“The place was amazing. I’ve never seen something like that and until you go there you don’t believe it exists.” The words are from Liad, an Israeli born, Las Vegas based photographer, whose keen eye and steady hand captured these images of the Havasu Falls on the Havasupai Reservation. Thankfully, we have her record of this beautiful landscape because getting there yourself isn’t for the easily dissuaded or the faint of heart.
Not just to the trail head inside the reservation’s lands, that’s an easy 3½ hour drive from Vegas. It’s the rest of the trip which can be a bit of a hassle, but as Liad gushes, “I didn’t have enough. I wish I could go back one day.”
In order to actually visit the site, though, the first thing you need is a reservation, which is easier said than done. Spots open up at 8am Arizona time on February 1st for an annual season, which starts a month later, on March 1st. And you need to be quick on the draw because those few slots can sell out completely within a few hours.
Once you have paid for your reservation (currently a 3 night minimum at between $100-125 per person per night), then the planning really starts. “I think it cost us like going for a 5 star hotel in the end with all the gear we bought, the tent and the sleeping bags,” Liad remembers of the trip she took with her family back in 2018. “It’s a 10 mile hike. You carry everything on your back.” In addition to the sleeping gear, Liad and company also bought new shoes and wool socks, specially designed to not cause blisters. They also made plans to pack dry food and plenty of water. “How are we going to take water for 4 or 5 days, it’s a lot of water to take,” she remembers. But then, through a Facebook group and the website of the site itself, she discovered there was a spring of drinkable water near the campsites. It was a big relief, so aside from the initial water they carried with them in wearable canteens, their rations focused on freeze dried food. They could get water and heat it there.
Of course, heating water on a small burner for food was one thing, trying to heat enough for a shower was out of the question. “There are no showers, so if you want to take a shower it’s just in the river. There are some bathrooms. No restaurants of course.” For Liad, whose prior camping experience was limited to pitching a tent near a car, this was something entirely new. “Whatever you take, you take.
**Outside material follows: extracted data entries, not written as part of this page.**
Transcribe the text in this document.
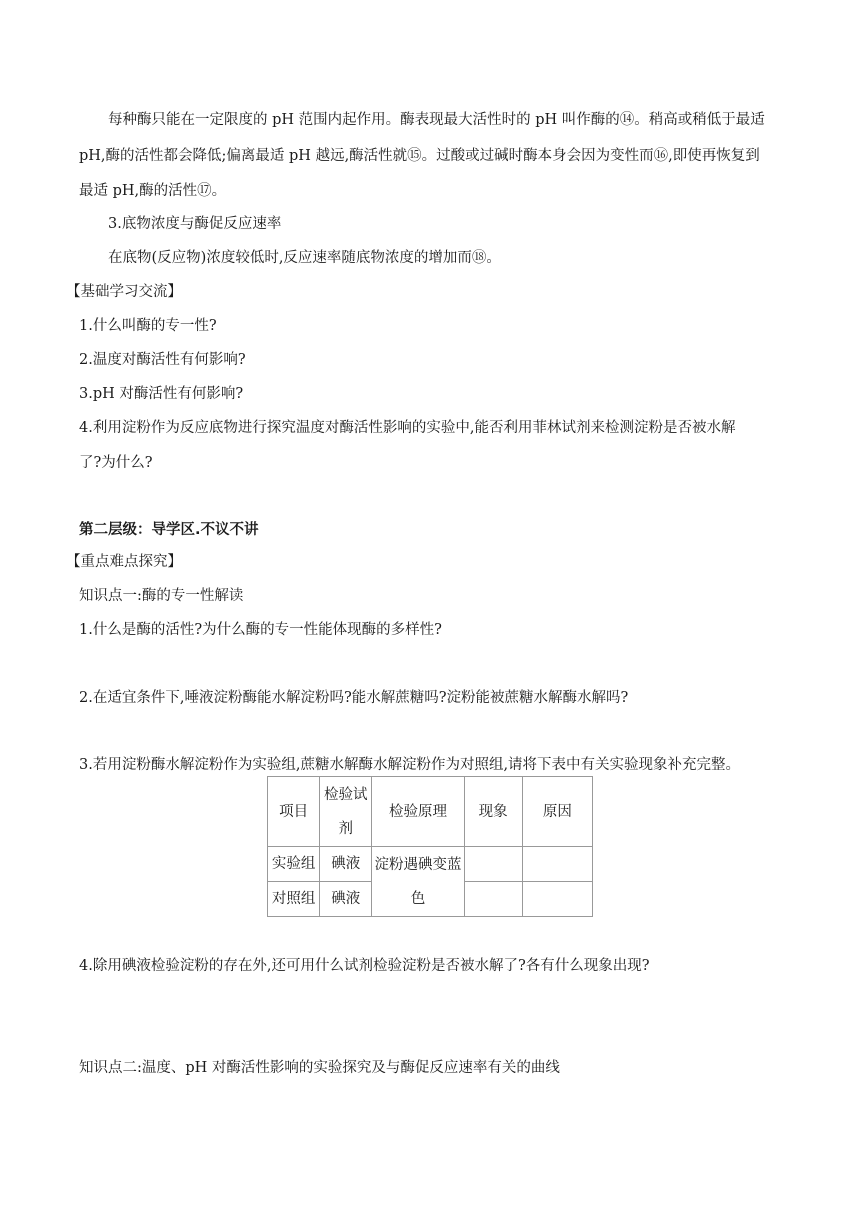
每种酶只能在一定限度的 pH 范围内起作用。酶表现最大活性时的 pH 叫作酶的⑭。稍高或稍低于最适
pH,酶的活性都会降低;偏离最适 pH 越远,酶活性就⑮。过酸或过碱时酶本身会因为变性而⑯,即使再恢复到
最适 pH,酶的活性⑰。
3.底物浓度与酶促反应速率
在底物(反应物)浓度较低时,反应速率随底物浓度的增加而⑱。
【基础学习交流】
1.什么叫酶的专一性?
2.温度对酶活性有何影响?
3.pH 对酶活性有何影响?
4.利用淀粉作为反应底物进行探究温度对酶活性影响的实验中,能否利用菲林试剂来检测淀粉是否被水解
了?为什么?
第二层级：导学区.不议不讲
【重点难点探究】
知识点一:酶的专一性解读
1.什么是酶的活性?为什么酶的专一性能体现酶的多样性?
2.在适宜条件下,唾液淀粉酶能水解淀粉吗?能水解蔗糖吗?淀粉能被蔗糖水解酶水解吗?
3.若用淀粉酶水解淀粉作为实验组,蔗糖水解酶水解淀粉作为对照组,请将下表中有关实验现象补充完整。
项目	检验试剂	检验原理	现象	原因
实验组	碘液	淀粉遇碘变蓝色		
对照组	碘液			
4.除用碘液检验淀粉的存在外,还可用什么试剂检验淀粉是否被水解了?各有什么现象出现?
知识点二:温度、pH 对酶活性影响的实验探究及与酶促反应速率有关的曲线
And whatever you don’t have you can’t buy,” she says.
Liad, her husband David, their kids Drew and Hailey and Drew’s girlfriend Tali had to seriously consider every detail about the trip. “You can’t take plastic utensils so everything was washable. We had to use them again. You really put the thought of what you put in your backpack because you have to carry it. It’s not like ‘oh I’ll take another shirt.’ Yeah you’re going to have to carry another shirt. We weighed our bags and everything was calculated.”
They also had powdered Gatorade because even in April, when they made their trek, it would get hot in the afternoons. “We started really early in the morning, but when you get there it’s the afternoon. It’s 10 miles of going up and down, it’s a lot of switchbacks and up the hill and down the hill, it’s rocks and it’s mountains and it’s rough.”
But in the end, as you can see, all of it was worthwhile. Liad loved the fact she could share this with her family but, she says, “As a photographer, I could stay there forever and explore more, especially at nighttime…we did this [she references our cover photo] (but) there are more waterfalls, and the Milky Way and more things to do!”
We can only hope when she does return, we’ll get the benefit of her artistry and vision to share in these pages once again.